Not a module, but there are some versions of the 'strings' tool done for the Perl Power Tools project.

Re^2: Perl variant of linux tool strings
on Mar 23, 2005 at 21:04 UTC
    I like to collect words from a pdf or word document! So far Perl Power tools does a very good job! Thanks

      For collecting words from pdf documents, you can use the ps2ascii utility which comes with ghostscript. It executes the document with ghostscript, using a special device that outputs only ascii text. As ghostscript can handle pdfs too, ps2ascii works fine on them (although I did have some compatibility problems with some pdfs, depending on the generating program and the version of ghostscript).

      This doesn't work for word documents of course.

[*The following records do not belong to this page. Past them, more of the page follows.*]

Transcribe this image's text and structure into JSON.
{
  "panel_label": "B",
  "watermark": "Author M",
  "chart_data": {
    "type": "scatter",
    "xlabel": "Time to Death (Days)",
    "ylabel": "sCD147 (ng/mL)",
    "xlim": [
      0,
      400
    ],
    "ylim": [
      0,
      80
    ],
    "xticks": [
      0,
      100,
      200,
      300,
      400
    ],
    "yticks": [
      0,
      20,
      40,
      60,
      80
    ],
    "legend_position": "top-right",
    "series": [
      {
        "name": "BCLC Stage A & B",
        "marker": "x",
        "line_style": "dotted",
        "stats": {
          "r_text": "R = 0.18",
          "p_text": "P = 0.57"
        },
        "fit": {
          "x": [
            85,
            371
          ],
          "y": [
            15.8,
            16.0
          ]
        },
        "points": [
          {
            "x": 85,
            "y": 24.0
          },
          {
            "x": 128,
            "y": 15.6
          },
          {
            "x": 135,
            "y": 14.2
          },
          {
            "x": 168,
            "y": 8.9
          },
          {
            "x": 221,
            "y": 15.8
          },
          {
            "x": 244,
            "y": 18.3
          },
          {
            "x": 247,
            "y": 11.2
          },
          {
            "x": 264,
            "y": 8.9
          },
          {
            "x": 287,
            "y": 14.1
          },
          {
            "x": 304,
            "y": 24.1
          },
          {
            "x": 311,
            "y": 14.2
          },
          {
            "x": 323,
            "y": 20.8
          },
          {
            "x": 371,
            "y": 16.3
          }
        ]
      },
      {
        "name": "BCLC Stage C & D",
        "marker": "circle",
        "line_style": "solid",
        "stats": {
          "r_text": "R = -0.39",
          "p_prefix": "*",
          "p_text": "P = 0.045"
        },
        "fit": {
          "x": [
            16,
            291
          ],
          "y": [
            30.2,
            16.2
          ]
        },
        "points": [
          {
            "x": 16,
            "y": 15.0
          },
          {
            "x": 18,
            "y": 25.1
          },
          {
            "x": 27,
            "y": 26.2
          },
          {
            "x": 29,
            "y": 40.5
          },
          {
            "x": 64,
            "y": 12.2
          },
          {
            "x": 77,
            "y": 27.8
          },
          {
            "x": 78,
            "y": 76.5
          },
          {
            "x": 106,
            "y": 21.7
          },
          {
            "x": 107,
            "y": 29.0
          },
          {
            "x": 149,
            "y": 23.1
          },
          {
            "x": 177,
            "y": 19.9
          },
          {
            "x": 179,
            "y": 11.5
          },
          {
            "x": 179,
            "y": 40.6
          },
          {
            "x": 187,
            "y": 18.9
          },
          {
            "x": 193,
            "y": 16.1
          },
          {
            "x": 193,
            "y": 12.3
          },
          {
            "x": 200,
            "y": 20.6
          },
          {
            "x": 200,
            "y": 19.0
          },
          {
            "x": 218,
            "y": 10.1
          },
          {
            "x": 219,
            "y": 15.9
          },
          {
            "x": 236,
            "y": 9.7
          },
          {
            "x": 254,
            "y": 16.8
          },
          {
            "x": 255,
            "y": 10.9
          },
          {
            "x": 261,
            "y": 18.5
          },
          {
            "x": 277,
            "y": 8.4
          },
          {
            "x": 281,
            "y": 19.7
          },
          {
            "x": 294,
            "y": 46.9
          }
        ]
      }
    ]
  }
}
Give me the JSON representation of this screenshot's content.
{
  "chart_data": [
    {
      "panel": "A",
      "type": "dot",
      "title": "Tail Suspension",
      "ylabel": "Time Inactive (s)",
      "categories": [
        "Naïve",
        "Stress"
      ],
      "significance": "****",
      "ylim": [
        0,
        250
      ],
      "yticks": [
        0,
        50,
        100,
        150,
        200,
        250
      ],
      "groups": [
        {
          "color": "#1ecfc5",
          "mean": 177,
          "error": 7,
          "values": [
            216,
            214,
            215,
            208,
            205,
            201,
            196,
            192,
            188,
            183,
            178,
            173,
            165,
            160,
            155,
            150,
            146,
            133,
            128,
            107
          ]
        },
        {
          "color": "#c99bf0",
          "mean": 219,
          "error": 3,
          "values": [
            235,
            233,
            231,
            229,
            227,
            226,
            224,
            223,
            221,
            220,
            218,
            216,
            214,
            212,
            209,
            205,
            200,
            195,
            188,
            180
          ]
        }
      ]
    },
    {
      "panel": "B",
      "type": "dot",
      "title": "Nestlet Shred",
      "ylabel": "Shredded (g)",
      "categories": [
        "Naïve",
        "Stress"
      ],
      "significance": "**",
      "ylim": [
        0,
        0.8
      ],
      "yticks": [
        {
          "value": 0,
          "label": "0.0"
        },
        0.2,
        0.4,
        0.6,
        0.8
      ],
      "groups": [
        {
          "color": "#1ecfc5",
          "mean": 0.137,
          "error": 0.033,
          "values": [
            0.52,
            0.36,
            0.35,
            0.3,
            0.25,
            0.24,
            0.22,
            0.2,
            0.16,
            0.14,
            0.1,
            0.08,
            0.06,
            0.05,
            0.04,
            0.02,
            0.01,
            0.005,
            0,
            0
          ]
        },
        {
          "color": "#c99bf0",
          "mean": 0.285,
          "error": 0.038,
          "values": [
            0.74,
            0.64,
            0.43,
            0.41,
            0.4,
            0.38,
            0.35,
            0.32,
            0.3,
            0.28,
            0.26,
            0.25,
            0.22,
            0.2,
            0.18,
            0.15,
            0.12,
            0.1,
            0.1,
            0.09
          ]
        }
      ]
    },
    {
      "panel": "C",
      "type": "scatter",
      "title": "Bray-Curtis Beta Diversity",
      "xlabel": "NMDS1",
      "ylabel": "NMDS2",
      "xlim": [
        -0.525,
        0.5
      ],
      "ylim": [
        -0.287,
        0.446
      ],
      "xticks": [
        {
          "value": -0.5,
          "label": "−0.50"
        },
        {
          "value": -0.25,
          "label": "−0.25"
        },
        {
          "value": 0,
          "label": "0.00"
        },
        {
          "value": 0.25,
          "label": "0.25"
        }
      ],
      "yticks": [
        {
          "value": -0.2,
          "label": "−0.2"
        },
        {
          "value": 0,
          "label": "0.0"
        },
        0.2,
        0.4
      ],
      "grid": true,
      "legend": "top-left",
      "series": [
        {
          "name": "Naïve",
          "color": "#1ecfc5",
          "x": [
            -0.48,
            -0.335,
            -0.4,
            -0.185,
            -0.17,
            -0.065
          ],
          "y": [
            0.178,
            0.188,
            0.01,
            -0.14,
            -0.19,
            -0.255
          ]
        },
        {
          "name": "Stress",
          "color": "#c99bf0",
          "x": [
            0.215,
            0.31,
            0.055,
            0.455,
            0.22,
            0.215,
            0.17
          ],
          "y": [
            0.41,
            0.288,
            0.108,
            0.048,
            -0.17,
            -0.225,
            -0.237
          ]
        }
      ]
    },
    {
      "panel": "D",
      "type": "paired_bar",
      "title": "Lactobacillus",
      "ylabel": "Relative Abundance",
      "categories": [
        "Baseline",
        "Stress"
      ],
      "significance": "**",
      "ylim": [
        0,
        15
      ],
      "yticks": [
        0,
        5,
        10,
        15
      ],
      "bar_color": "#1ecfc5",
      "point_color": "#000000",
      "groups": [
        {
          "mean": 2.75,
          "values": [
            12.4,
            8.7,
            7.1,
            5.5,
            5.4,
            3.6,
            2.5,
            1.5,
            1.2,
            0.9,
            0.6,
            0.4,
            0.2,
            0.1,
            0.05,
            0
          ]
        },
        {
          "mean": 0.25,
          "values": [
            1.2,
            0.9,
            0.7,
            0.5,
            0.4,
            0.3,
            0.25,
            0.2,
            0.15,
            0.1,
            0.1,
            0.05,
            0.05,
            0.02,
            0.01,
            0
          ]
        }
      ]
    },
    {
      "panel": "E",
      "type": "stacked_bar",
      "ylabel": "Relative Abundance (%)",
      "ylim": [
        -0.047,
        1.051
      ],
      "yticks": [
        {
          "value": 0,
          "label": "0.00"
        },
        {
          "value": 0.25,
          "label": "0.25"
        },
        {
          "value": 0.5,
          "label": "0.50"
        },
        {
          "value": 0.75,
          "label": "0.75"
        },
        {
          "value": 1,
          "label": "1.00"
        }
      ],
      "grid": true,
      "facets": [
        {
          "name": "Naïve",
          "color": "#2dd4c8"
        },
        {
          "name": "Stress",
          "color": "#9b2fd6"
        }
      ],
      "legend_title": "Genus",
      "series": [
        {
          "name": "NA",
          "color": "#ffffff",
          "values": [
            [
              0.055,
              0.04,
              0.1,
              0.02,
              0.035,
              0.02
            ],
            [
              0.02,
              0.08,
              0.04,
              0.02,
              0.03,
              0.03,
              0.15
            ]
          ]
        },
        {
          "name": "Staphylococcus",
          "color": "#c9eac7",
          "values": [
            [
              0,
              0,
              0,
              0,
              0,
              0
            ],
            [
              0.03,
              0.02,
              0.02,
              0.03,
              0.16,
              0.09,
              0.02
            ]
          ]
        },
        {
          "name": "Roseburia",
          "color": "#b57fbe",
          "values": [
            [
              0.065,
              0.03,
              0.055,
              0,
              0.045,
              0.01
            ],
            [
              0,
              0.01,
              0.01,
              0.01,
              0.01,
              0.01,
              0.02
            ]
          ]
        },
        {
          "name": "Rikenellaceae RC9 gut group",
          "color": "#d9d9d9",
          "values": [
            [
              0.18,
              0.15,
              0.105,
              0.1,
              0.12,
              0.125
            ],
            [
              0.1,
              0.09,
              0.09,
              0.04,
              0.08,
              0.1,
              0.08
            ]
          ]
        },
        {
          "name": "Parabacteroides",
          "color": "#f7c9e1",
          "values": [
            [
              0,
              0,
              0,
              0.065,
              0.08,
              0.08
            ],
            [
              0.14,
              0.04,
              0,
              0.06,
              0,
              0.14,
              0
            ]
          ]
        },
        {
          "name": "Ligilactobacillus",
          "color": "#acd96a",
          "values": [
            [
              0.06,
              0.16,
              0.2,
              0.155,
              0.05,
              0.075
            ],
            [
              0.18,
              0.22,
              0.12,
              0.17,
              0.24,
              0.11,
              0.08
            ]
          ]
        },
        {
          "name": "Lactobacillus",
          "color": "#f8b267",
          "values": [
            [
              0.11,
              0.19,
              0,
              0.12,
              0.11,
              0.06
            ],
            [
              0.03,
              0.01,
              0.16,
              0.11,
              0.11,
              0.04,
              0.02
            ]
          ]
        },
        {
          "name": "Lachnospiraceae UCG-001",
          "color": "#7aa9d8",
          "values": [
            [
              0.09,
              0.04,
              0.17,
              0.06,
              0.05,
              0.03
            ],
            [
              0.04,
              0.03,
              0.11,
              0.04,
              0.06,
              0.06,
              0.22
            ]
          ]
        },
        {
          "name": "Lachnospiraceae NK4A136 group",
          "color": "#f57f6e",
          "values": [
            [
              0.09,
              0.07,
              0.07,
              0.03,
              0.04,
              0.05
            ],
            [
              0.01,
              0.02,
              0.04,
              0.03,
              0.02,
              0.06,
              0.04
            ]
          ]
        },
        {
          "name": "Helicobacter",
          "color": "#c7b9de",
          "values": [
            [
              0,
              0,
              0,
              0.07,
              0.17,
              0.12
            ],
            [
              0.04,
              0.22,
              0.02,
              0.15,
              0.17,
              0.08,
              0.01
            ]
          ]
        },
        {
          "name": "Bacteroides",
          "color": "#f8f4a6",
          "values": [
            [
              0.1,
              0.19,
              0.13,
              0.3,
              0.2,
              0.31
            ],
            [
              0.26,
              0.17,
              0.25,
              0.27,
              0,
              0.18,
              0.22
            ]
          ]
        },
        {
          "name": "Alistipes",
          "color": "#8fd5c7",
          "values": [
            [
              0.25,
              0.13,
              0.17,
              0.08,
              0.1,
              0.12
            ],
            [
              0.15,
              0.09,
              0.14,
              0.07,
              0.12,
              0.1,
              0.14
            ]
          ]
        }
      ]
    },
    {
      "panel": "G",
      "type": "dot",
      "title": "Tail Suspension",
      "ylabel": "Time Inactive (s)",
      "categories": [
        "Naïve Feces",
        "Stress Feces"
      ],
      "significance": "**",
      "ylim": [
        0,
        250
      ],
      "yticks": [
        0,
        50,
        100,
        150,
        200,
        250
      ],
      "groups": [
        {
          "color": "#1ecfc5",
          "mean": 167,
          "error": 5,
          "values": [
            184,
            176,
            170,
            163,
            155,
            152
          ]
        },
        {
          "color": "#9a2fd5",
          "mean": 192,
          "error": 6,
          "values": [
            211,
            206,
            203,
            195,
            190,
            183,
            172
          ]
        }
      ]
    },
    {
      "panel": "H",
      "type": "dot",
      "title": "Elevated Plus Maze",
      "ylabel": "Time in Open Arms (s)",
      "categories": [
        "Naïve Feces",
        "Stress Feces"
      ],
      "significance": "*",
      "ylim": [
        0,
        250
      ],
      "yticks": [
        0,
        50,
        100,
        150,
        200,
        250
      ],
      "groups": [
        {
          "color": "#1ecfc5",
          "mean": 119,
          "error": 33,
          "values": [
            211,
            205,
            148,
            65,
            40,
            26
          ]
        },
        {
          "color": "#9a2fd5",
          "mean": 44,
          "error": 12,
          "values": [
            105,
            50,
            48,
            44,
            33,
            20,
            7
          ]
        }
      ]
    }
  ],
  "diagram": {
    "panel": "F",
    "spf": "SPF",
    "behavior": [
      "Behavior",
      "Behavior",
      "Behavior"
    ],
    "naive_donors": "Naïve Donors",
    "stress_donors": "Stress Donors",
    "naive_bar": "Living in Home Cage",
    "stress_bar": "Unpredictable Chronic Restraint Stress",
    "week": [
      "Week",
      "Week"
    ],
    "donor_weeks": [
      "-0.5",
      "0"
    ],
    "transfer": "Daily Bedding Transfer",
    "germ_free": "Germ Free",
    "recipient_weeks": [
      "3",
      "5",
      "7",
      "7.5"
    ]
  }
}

        OP, you may have some luck loading MS Word into (star|open)office, printing to pdf then chucking it at ps2ascii. As it is the exact same formating that is hardest for *office to get correct and ascii has little remmenant of these I guess you could have a lot of luck.


        As ambrus points out below of course if you can read the word doc into *office then you can just export ASCII from there. Sorry, it has been a rather long day

        You may also want to trawl through a list of filters, I found this one which looks like it may have some tools that could help


        Pereant, qui ante nos nostra dixerunt!